Here is a sample timeline for implementing GHR, although it can definitely be done in a shorter amount of time. Usually, absence and payroll together have a 43 week go-live. During this process, there's a lot of activities occurring at the same time, but the biggest thing to remember is that there will be three payroll parallels. Of course, we'd love to do 100 of them until there's no errors, but that's unrealistic.
The more testing you run, the more data you can clean up before that go-live; this means you have a better shot of a successful first payroll after your go-live without too many errors. Each of these testing phases is considered a training event. Every time your team can get into the system to navigate through scripts and do the same types of tasks, the better prepared they'll be to maintain it themselves once you go live.
When we engage with a client we have a conversation about what your resource needs are going to be and what your FTE requirements are going to look like. However, there are times where an organization can't spare their payroll person when we need them. In that case, we just get the relevant information from them and then have somebody else hire a temp to do it, or we add testing into the scope of the project and complete it ourselves.
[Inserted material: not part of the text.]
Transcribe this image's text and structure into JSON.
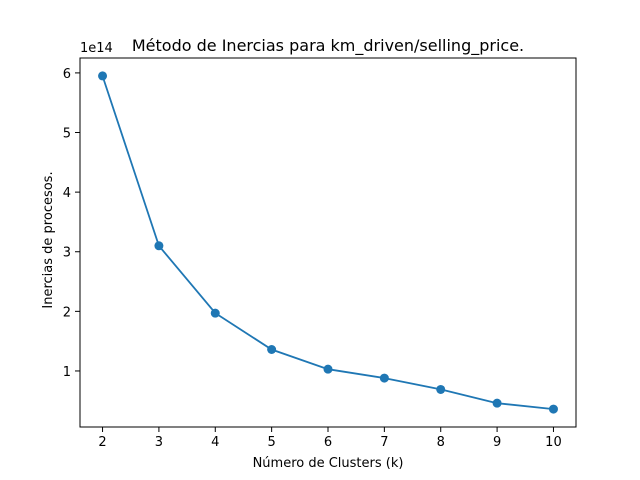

When we're talking payroll, there's lots of different scenarios we have to consider because people still have to manage day-to-day operations. Projects like that usually see us managing payroll for them for months after go-live because they're not comfortable enough to run it on their own. This is why we want to have your team involved at all of these training events and be sure that we're working our schedule around that. This is why those 43 weeks aren't 100% full time every day. It is a shorter implementation, but this gives people time for operational daytime duties, in addition to data validation.